Abstract

The transmission of sound through a turbulent shear layer is reviewed both with respect to the mathematical theory of the distortion of signals during propagation and also as the basis of the analysis in part 2 of the spectral broadening evinced by experimental results relevant to the study of aircraft noise. The reflexion and transmission coefficients, which involve both amplitude and phase changes, are obtained for scattering by an irregular and unsteady interface convected between two media; diffraction of high frequency sound by small-scale turbulence in a shear layer is accounted for by means of a phase shift and conservation laws for energy, wavenumber and amplitude. These results may be used to construct the sound field transmitted through a turbulent shear layer from a source in the interior of a jet; multiple internal reflexions are accounted for in the case of transmission through two parallel shear layers, i.e. a jet of finite width shielding a noise source.
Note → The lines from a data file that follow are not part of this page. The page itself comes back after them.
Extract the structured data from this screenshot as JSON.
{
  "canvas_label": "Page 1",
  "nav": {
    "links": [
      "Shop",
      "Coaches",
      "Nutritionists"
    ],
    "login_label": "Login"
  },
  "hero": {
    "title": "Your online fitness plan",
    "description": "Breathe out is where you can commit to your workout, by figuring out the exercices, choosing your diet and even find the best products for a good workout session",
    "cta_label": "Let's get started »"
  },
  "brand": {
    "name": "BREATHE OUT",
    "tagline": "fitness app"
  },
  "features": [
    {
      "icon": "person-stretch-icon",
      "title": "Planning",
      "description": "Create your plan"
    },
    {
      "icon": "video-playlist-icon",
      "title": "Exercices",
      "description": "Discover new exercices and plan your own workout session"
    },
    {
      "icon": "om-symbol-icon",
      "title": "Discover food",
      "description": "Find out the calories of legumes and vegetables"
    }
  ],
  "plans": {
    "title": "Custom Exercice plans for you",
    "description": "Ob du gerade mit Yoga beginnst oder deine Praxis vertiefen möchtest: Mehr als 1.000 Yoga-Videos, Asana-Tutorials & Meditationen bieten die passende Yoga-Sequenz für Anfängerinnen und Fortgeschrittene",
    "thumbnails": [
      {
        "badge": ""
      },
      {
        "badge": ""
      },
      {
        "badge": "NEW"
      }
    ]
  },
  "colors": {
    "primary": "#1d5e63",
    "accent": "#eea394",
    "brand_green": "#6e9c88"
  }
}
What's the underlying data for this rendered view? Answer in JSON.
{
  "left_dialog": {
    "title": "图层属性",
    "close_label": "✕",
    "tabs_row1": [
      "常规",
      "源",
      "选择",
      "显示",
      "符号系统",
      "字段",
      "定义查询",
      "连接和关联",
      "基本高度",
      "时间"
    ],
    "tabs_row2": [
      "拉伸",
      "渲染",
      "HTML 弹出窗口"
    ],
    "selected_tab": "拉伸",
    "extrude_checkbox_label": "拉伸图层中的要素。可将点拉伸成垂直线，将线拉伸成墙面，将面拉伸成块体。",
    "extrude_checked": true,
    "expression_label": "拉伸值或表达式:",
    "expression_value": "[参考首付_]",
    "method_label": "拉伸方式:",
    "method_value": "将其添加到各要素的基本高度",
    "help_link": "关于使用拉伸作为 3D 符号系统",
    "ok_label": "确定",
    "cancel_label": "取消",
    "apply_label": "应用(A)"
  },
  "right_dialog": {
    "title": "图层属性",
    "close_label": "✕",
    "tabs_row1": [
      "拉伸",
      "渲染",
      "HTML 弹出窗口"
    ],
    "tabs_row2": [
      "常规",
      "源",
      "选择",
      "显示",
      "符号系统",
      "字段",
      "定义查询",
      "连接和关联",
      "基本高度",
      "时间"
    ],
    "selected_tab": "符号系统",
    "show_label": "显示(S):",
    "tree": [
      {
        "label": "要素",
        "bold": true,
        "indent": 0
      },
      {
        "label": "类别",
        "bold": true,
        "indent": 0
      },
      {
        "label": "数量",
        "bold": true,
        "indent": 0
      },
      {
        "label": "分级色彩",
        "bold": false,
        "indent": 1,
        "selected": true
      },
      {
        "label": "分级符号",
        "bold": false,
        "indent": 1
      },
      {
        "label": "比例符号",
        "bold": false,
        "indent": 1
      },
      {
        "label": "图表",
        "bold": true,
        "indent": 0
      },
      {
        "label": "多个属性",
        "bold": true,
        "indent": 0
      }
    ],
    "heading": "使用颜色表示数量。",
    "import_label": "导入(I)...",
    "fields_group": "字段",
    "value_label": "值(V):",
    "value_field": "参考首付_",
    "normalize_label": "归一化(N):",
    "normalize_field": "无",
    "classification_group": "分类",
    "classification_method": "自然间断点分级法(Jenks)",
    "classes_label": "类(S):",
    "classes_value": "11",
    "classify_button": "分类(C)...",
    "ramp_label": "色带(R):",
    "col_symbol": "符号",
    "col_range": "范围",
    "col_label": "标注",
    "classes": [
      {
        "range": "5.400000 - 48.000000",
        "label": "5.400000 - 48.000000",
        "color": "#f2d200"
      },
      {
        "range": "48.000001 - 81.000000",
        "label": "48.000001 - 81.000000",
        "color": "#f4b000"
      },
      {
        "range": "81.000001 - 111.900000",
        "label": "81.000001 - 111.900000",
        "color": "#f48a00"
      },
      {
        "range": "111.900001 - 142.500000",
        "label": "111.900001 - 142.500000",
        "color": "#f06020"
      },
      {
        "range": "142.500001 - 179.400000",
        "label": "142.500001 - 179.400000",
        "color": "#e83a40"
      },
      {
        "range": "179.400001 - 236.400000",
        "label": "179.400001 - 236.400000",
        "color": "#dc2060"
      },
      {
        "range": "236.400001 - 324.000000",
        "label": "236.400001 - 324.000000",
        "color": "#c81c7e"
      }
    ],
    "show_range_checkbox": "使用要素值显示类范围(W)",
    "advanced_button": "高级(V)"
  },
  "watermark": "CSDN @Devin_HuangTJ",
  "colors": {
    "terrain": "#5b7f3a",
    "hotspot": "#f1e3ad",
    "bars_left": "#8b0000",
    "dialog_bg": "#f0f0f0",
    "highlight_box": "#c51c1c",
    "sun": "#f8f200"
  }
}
A statistical description is given of the process of attenuation of the transmitted wave as energy is diffracted by the turbulence, and of the partial compensation by interference between correlated components of the refracted wave; the reference case is a monochromatic point source, which, when placed behind a system of shear layers, has its energy redistributed directionally and spread over a range of frequencies. The expressions obtained for the energy flux include as particular cases the results of Howe for the plane (1975) and impedance (1976) layers, the effects of turbulence being shown to be consistent with the experiments of Schmidt & Tilmann (1970) and Ho & Kovasznay (1976a, b).